Trek des Annapurnas, Népal – Acte II – L’acclimatation.

Jour 333: lundi 30 septembre 2019

ETAPE 6 : L'ETAPE OU LE REPOS EST LE BIENVENU
par Chris


Bhraka (3360m)

Cette nuit a été agitée pour moi à cause de quelques poussées de fièvre : j’ai dû me lever plusieurs fois pour aller faire pipi, quasiment à chaque heure. J’ai été pris de frissons, ma température augmentait au fur et à mesure que la nuit avançait… Au réveil, je me sens encore un peu patraque, mais malgré un léger mal de tête, ça reste supportable. Camille a bien dormi, elle.

Nous avons décidé de nous reposer aujourd’hui, ne rien faire si ce n’est rester à l’auberge et laver nos affaires. La journée est ensoleillée, et même si quelques nuages dissimulent toujours les sommets des montagnes autour, cela nous permettra de faire sécher les vêtements mouillés !

Aux environs de 7h30, nous croisons Greg & Virginie qui s’apprêtent à partir en direction de Ice Lake pour leur marche d’acclimatation. Nous la ferons demain… Camille se lance dans le lavage de nos habits puant la transpiration, avec l’eau gelée de la chambre. Nous consacrons la matinée à cette activité plus qu’impérative. 🙂 L’après-midi, nous restons posés au soleil à écrire sur le carnet de voyage tout en buvant une bonne tasse de thé chaud. 

Vers 14h, alors que nous venons de terminer notre repas Greg et Virginie sont de retour et nous racontent leur journée. On a hâte de profiter des beaux panoramas d’altitude dont ils ont été témoins aujourd’hui. Ils ont été actifs, contrairement à nous, mais quel bien ça fait de se reposer !!! Entre les variations de température, les dénivelés importants, les heures de marche, les conditions météorologiques peu favorables, et tout ça dans des vêtements sales et humides, notre état physique et mental est mis à rude épreuve.

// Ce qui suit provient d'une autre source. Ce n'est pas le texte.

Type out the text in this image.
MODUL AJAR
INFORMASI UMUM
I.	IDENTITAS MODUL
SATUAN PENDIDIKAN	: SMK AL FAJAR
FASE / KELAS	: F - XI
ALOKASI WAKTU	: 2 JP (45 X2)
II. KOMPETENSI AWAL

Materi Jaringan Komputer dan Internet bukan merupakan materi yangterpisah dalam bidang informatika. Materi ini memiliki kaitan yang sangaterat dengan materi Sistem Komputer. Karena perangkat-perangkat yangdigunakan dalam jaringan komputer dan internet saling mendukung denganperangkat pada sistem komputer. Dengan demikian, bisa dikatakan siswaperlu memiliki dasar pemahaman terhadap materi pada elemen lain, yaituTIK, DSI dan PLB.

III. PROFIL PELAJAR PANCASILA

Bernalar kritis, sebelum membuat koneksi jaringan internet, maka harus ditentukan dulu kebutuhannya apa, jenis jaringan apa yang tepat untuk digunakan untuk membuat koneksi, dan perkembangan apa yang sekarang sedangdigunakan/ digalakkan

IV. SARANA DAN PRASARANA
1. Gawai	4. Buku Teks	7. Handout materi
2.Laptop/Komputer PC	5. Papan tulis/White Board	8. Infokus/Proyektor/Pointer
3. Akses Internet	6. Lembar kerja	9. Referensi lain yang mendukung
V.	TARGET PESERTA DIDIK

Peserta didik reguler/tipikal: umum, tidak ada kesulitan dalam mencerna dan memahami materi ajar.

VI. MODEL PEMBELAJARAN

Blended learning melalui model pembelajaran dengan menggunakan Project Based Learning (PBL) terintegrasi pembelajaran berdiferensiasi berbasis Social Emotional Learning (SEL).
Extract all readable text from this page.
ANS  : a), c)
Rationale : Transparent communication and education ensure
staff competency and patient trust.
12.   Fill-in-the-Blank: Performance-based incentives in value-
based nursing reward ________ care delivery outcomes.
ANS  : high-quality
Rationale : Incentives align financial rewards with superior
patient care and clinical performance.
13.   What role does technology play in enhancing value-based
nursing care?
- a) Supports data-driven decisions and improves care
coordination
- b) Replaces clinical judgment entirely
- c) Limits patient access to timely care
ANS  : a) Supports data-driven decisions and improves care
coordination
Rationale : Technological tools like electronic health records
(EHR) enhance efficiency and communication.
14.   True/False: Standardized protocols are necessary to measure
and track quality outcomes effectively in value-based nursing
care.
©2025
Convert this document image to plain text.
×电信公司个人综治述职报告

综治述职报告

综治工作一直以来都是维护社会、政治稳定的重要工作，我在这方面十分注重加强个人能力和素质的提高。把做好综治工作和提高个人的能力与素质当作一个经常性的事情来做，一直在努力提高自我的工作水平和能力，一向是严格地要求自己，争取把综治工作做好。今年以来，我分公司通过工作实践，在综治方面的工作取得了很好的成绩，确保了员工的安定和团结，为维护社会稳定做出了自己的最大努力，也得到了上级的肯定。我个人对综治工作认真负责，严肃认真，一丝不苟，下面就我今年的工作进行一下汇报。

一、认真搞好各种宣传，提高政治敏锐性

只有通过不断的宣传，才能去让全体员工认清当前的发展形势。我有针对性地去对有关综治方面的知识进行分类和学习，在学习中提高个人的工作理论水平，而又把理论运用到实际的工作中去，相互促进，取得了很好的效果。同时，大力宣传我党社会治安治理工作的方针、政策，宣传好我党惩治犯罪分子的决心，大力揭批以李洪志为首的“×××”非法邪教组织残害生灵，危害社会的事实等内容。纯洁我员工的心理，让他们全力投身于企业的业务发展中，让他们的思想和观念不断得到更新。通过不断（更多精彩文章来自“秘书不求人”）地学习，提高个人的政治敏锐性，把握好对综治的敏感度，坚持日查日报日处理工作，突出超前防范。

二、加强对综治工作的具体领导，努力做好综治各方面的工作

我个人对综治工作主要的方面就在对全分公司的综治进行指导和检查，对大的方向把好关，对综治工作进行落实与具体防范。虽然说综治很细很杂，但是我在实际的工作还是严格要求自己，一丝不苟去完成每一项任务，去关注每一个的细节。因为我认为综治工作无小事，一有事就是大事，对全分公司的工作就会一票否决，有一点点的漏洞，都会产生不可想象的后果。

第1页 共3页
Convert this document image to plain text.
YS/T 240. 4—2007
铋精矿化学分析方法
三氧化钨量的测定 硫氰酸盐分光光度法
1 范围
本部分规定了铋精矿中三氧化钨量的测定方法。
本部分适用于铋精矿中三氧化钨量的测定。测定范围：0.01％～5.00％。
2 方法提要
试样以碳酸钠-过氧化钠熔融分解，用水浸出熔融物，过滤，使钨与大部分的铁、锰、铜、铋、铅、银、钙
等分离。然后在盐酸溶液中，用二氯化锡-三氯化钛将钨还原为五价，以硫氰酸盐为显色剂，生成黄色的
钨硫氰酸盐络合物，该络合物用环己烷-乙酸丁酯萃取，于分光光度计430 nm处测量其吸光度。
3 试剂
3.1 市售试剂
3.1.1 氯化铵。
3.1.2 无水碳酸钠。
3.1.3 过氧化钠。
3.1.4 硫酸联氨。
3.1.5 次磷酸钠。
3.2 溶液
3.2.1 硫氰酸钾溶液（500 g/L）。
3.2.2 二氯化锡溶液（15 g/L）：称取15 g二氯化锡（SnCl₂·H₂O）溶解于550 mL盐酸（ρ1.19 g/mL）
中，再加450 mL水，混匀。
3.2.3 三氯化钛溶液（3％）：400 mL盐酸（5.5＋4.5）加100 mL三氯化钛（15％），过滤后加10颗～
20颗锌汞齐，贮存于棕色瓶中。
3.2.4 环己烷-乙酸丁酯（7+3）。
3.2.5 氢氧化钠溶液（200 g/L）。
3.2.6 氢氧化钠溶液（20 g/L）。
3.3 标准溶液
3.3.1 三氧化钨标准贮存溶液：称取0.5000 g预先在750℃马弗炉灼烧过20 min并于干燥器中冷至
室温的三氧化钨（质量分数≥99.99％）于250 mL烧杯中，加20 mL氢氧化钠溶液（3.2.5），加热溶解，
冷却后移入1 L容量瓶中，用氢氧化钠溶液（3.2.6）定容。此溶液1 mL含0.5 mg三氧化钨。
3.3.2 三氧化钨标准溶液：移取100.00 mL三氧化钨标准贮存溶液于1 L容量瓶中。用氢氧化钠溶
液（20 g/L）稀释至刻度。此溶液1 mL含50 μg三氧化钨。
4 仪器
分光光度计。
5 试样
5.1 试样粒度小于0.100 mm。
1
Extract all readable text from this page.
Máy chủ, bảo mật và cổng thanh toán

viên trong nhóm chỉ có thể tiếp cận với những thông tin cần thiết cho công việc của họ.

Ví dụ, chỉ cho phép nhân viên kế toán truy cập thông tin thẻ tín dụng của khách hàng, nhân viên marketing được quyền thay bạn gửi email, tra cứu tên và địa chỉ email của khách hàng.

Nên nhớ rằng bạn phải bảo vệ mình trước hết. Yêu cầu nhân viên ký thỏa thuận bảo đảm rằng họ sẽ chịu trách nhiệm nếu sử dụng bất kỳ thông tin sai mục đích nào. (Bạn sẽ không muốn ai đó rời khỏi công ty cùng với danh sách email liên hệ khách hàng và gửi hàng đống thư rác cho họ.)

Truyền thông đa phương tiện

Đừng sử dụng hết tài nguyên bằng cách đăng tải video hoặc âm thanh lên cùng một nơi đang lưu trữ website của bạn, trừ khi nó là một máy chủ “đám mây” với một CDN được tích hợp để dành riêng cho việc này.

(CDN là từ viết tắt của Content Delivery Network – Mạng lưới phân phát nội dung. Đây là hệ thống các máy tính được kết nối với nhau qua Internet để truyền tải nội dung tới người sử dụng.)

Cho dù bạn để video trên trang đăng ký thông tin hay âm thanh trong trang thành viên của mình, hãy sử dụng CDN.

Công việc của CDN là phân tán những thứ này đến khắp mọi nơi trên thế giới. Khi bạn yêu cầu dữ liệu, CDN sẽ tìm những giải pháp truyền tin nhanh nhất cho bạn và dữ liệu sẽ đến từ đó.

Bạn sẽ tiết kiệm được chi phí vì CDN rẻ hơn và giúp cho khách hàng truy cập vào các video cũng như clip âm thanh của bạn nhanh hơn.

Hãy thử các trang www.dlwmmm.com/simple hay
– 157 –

Petite sieste au chaud sous le duvet pour compléter cette journée de repos, et il est déjà 17h lorsqu’on rejoint toute l’équipe dans la salle commune chauffée au poêle. On passe une soirée très sympa à discuter voyage et rire de nos expériences avec Greg et Virginie, Jean-Baptise, que l’on a rencontré à Gyaru autour d’un apple pie, ainsi que Maël, Bobby et Alberto, respectivement Français, Italienne et Espagnol, qui trekkent avec Jean-Baptise.

Je me sens mieux et la fièvre est tombée, mais le mal de tête est toujours là. Une (bonne ?) nuit de récupération est nécessaire…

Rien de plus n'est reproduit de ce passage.